- Born: July 24, 1919 Chicago, Illinois, U.S.
- Died: July 27, 2014 (aged 95) Studio City, California, U.S.
- Education: University of Chicago
- Occupation(s): Producer, screenwriter
- Spouse: Patricia Payne

= Wilton Schiller =

American producer and screenwriter

Wilton Schiller (July 24, 1919 – July 27, 2014) was an American producer and screenwriter. He produced the last season of the American crime drama television series The Fugitive.

== Career ==
Schiller started his career, as screenwriting on radio and performing comedy, after graduating from University of Chicago.

In 1950s–1960s, Schiller wrote episodes of several television programs, including, Lassie, Have Gun -- Will Travel, The Millionaire, Dragnet, Man with a Camera, M Squad, Leave It to Beaver and Rawhide.

In 1960s–1970s, Schiller became a producer on the medical drama Ben Casey for 26 episodes. He produced Mannix for the first season.
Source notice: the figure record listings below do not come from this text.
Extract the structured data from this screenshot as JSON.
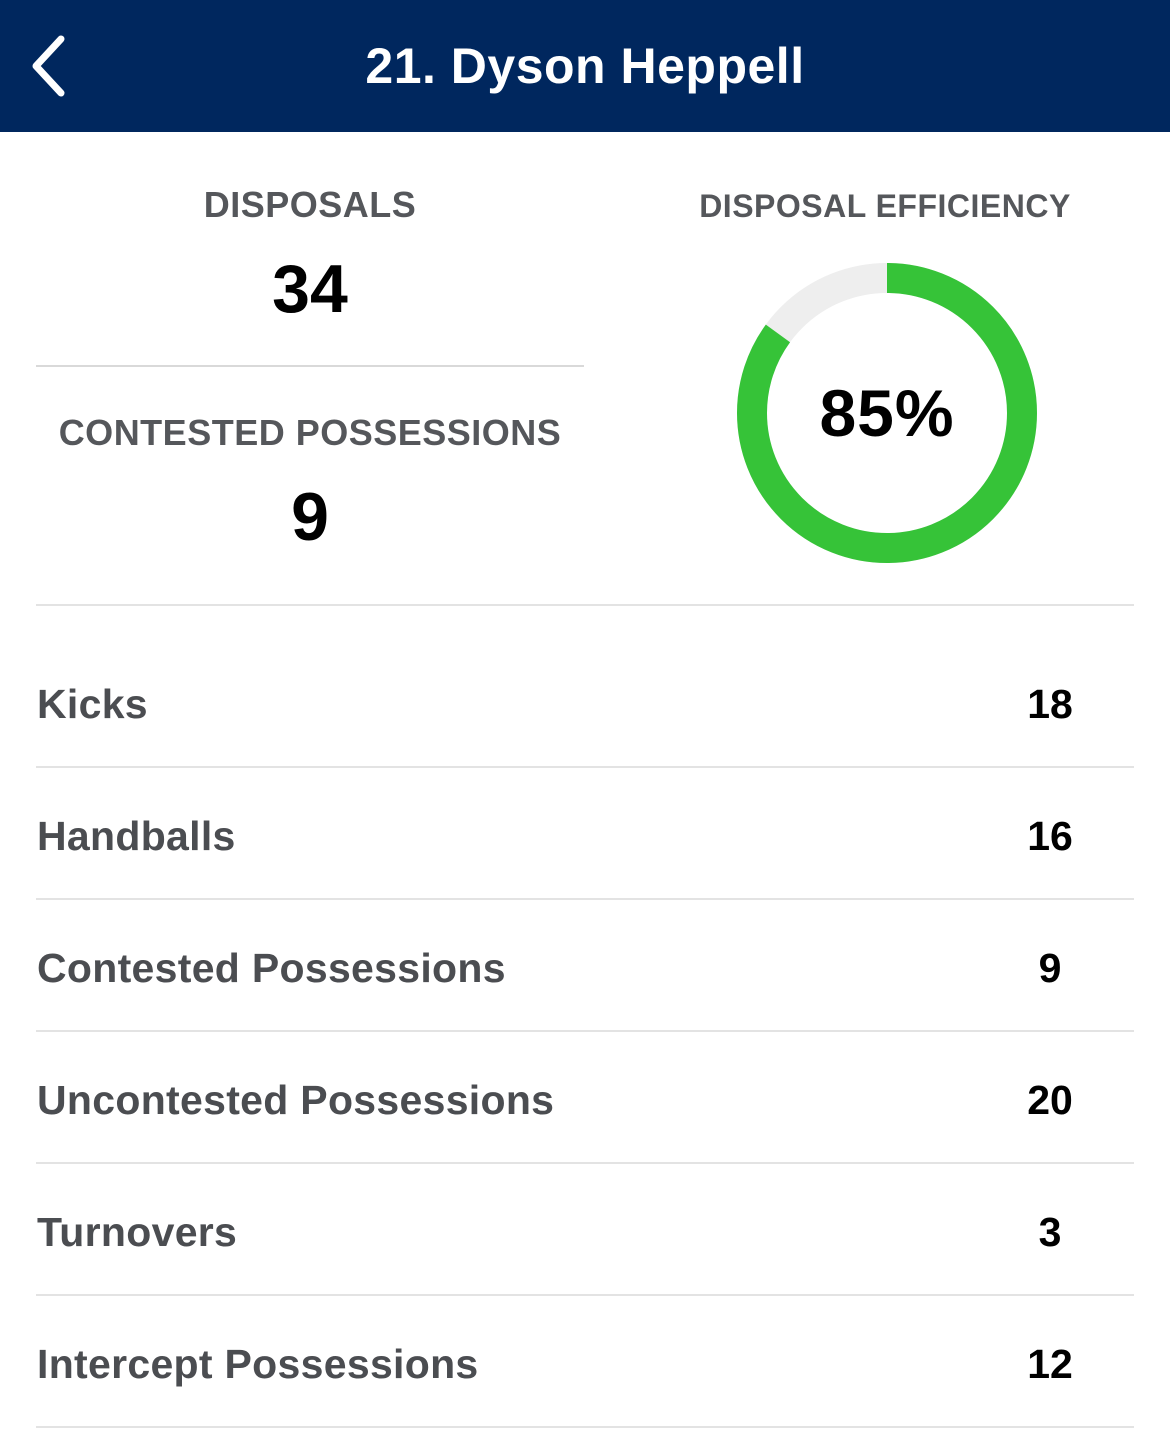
{
  "header": {
    "title": "21. Dyson Heppell",
    "back_icon": "chevron-left-icon",
    "background_color": "#00275e"
  },
  "summary": {
    "disposals": {
      "label": "DISPOSALS",
      "value": "34"
    },
    "contested_possessions": {
      "label": "CONTESTED POSSESSIONS",
      "value": "9"
    },
    "disposal_efficiency": {
      "label": "DISPOSAL EFFICIENCY",
      "value_text": "85%",
      "value": 85,
      "fill_color": "#36c338",
      "track_color": "#eeeeee"
    }
  },
  "stats": [
    {
      "label": "Kicks",
      "value": "18"
    },
    {
      "label": "Handballs",
      "value": "16"
    },
    {
      "label": "Contested Possessions",
      "value": "9"
    },
    {
      "label": "Uncontested Possessions",
      "value": "20"
    },
    {
      "label": "Turnovers",
      "value": "3"
    },
    {
      "label": "Intercept Possessions",
      "value": "12"
    }
  ]
}
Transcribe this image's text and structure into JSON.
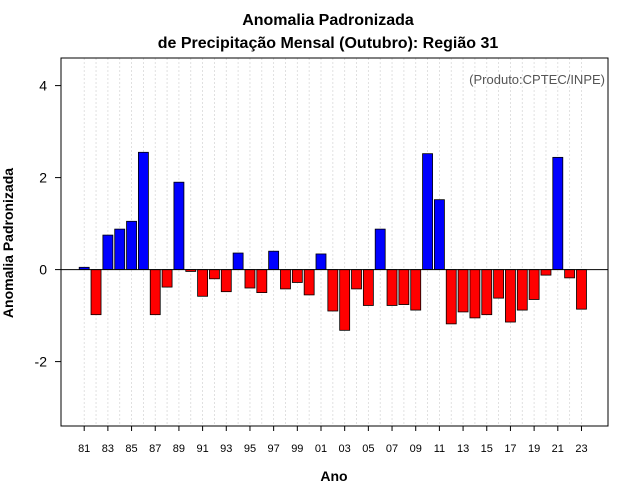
{
  "chart_data": {
    "type": "bar",
    "title_line1": "Anomalia Padronizada",
    "title_line2": "de Precipitação Mensal (Outubro): Região 31",
    "credit": "(Produto:CPTEC/INPE)",
    "xlabel": "Ano",
    "ylabel": "Anomalia Padronizada",
    "ylim": [
      -3.4,
      4.6
    ],
    "yticks": [
      -2,
      0,
      2,
      4
    ],
    "ytick_labels": [
      "-2",
      "0",
      "2",
      "4"
    ],
    "xtick_labels": [
      "81",
      "83",
      "85",
      "87",
      "89",
      "91",
      "93",
      "95",
      "97",
      "99",
      "01",
      "03",
      "05",
      "07",
      "09",
      "11",
      "13",
      "15",
      "17",
      "19",
      "21",
      "23"
    ],
    "positive_color": "#0000ff",
    "negative_color": "#ff0000",
    "categories": [
      "1981",
      "1982",
      "1983",
      "1984",
      "1985",
      "1986",
      "1987",
      "1988",
      "1989",
      "1990",
      "1991",
      "1992",
      "1993",
      "1994",
      "1995",
      "1996",
      "1997",
      "1998",
      "1999",
      "2000",
      "2001",
      "2002",
      "2003",
      "2004",
      "2005",
      "2006",
      "2007",
      "2008",
      "2009",
      "2010",
      "2011",
      "2012",
      "2013",
      "2014",
      "2015",
      "2016",
      "2017",
      "2018",
      "2019",
      "2020",
      "2021",
      "2022",
      "2023"
    ],
    "values": [
      0.05,
      -0.98,
      0.75,
      0.88,
      1.05,
      2.55,
      -0.98,
      -0.38,
      1.9,
      -0.04,
      -0.58,
      -0.2,
      -0.48,
      0.36,
      -0.4,
      -0.5,
      0.4,
      -0.42,
      -0.28,
      -0.55,
      0.34,
      -0.9,
      -1.32,
      -0.42,
      -0.78,
      0.88,
      -0.78,
      -0.76,
      -0.88,
      2.52,
      1.52,
      -1.18,
      -0.92,
      -1.05,
      -0.98,
      -0.62,
      -1.14,
      -0.88,
      -0.65,
      -0.12,
      2.44,
      -0.18,
      -0.86
    ]
  }
}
He also screenplayed the 1964 film The New Interns and taught screenwriting at University of California. Schiller became producer for the crime drama television series The Fugitive in 1966, replacing producer Alan Armer.

In the 1970s–1980s, Schiller pioneered co-productions on the Canadian medical drama Dr. Simon Locke, which is also named Police Surgeon. In 1979, he wrote the television film Captain America II: Death Too Soon with his wife, Patricia.

In 1983, Schiller wrote and was the executive producer for the miniseries For the Term of his Natural Life, which was based on the 1870 story For the Term of his Natural Life, written by Marcus Clarke.

== Death ==
Schiller died July 2014 of heart failure at his home in Studio City, California, at the age of 95.